Religious groups and some lawmakers called for President Barack Obama to denounce the artwork, comparing it to the anti-Islamic film "Innocence of Muslims" that the White House had condemned, but no similar statement was issued by the White House regarding ‘Piss Christ’. However, a print of this photograph was vandalised ‘beyond repair’ by Christian protesters while on display in an art museum in France, and similar threats and attacks happened in Sweden and Melbourne by private individuals and groups.
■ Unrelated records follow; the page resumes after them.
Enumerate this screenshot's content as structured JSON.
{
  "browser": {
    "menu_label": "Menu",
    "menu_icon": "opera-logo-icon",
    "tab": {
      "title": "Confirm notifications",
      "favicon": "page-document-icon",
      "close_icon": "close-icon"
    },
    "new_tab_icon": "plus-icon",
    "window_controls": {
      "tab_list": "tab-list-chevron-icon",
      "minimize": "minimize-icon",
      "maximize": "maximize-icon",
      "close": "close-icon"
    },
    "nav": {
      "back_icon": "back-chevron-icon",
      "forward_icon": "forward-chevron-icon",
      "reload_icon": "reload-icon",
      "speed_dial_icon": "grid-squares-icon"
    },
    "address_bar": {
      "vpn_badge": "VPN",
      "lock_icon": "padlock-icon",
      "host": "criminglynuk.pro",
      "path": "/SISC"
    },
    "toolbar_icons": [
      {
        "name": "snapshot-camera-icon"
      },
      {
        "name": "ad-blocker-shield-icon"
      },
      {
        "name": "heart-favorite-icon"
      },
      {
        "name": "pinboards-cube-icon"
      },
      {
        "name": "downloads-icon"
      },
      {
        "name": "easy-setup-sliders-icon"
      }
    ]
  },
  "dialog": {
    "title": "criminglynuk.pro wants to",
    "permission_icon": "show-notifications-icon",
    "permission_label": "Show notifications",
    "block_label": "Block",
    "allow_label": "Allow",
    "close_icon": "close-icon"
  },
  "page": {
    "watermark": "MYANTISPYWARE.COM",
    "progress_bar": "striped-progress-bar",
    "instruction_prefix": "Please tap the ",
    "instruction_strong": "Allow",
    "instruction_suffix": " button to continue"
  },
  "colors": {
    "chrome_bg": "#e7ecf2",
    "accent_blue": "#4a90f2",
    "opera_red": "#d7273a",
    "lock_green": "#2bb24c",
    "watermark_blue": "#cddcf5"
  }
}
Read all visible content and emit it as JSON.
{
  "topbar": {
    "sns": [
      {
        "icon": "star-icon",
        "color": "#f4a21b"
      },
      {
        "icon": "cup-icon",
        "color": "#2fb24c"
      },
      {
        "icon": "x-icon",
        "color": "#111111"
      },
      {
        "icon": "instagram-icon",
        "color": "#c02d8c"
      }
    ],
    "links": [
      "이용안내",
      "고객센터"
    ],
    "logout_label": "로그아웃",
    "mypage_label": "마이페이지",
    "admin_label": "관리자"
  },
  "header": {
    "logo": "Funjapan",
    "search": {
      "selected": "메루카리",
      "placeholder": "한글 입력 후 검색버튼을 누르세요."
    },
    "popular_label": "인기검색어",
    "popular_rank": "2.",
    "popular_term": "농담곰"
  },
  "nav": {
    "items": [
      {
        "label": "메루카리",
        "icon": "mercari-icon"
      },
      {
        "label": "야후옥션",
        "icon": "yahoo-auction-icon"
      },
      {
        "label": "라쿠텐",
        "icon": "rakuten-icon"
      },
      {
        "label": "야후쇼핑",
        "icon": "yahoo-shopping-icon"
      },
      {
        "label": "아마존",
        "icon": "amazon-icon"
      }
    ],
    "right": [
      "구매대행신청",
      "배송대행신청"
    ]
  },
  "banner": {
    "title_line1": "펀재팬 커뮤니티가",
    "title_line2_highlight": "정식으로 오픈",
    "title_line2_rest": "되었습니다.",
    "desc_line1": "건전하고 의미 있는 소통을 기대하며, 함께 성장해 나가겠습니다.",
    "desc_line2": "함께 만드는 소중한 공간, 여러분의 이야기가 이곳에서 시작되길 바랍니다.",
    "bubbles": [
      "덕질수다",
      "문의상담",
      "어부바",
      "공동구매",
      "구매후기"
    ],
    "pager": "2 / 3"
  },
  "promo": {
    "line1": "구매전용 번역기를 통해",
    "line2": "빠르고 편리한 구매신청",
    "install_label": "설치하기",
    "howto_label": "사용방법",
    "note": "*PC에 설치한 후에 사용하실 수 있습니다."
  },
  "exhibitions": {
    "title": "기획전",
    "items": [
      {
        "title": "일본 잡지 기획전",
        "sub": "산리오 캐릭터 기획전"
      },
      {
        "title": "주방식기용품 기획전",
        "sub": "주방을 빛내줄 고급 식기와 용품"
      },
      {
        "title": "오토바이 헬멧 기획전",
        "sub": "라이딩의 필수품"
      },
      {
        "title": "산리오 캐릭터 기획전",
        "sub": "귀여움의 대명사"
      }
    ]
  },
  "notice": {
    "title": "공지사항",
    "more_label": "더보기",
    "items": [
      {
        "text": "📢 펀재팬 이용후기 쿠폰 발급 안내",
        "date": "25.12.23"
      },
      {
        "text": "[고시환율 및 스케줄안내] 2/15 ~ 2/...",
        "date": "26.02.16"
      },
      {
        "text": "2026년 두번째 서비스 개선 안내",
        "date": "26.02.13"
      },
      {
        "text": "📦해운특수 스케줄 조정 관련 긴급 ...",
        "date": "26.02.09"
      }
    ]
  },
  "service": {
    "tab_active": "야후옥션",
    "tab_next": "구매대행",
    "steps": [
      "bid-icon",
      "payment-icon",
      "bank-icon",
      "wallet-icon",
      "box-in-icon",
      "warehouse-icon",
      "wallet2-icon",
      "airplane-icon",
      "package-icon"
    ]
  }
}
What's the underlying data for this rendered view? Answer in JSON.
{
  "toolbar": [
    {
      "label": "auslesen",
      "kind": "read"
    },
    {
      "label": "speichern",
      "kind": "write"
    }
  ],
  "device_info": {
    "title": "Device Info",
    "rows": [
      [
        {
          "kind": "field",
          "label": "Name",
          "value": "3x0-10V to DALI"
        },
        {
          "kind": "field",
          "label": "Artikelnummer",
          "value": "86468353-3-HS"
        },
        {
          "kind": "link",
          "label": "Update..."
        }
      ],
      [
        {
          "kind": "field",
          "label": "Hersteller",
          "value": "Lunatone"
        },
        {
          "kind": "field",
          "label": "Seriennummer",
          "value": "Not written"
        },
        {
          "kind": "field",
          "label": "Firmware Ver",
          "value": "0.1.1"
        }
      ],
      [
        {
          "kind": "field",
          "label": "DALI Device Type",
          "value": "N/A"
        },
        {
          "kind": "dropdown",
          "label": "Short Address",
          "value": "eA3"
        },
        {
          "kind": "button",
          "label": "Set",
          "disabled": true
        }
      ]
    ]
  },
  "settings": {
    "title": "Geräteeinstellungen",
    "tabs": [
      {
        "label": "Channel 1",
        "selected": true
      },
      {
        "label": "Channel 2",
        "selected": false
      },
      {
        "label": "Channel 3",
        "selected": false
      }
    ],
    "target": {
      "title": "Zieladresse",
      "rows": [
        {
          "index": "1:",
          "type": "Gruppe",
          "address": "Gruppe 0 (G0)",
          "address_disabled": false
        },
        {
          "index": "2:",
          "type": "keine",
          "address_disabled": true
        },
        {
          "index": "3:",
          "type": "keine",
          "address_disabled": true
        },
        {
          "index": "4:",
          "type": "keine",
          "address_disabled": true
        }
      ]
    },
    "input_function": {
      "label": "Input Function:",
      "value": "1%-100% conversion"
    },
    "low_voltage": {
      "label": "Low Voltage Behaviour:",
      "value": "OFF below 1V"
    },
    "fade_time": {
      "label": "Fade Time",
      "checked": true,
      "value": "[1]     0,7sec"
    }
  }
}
Muslims who pose a counterpoint to the western claim of all-embracing freedom of speech often bring up Europe’s holocaust denial laws. While this critique is technically correct, those laws are in place to remind these countries of the atrocities that they committed and never should again. Those laws are in place to protect the lives of living people, the criticism of ideas belongs to a different realm. As The Guardian editor C.P Snow wrote almost a century ago, facts are sacred, comment is free. And the holocaust is a factual and heinous occurrence in history that these European nations have held themselves accountable for, unlike say, us in Pakistan who have not even acknowledged our atrocities in East Pakistan, let alone done something to redress them in any collective or systematic way.
A more relevant critique of the double standards practised by western champions of freedom of speech can be found in the constitution of Netherlands, the country from where the recent controversy over holding a competition of cartoons depicting Prophet Muhammad (PBUH) emerged. According to the Dutch law of Lese Majeste, citizens are prohibited from saying something offensive against the dignity of a reigning sovereign or against a state. In October 2007, a 47-year-old man was sentenced to one week’s imprisonment and fined €400for, amongst other things, lèse-majesté in the Netherlands when he called Queen Beatrix a "whore" and spouted other obscenities about her. In July 2016, a 44-year-old man was sentenced to 30 days in jail for ‘intentionally insulting’ King Willem-Alexander, accusing him of being a murderer, thief and rapist.
Freedom of speech is neither absolute nor unchanging anywhere in the world, even though in the west it is upheld on a broad scale. It cannot, however be demanded, particularly by a party on a weaker economic, military and technological footing. It can be earned as the rise of the pogromed Jews has shown in the post-World War II world.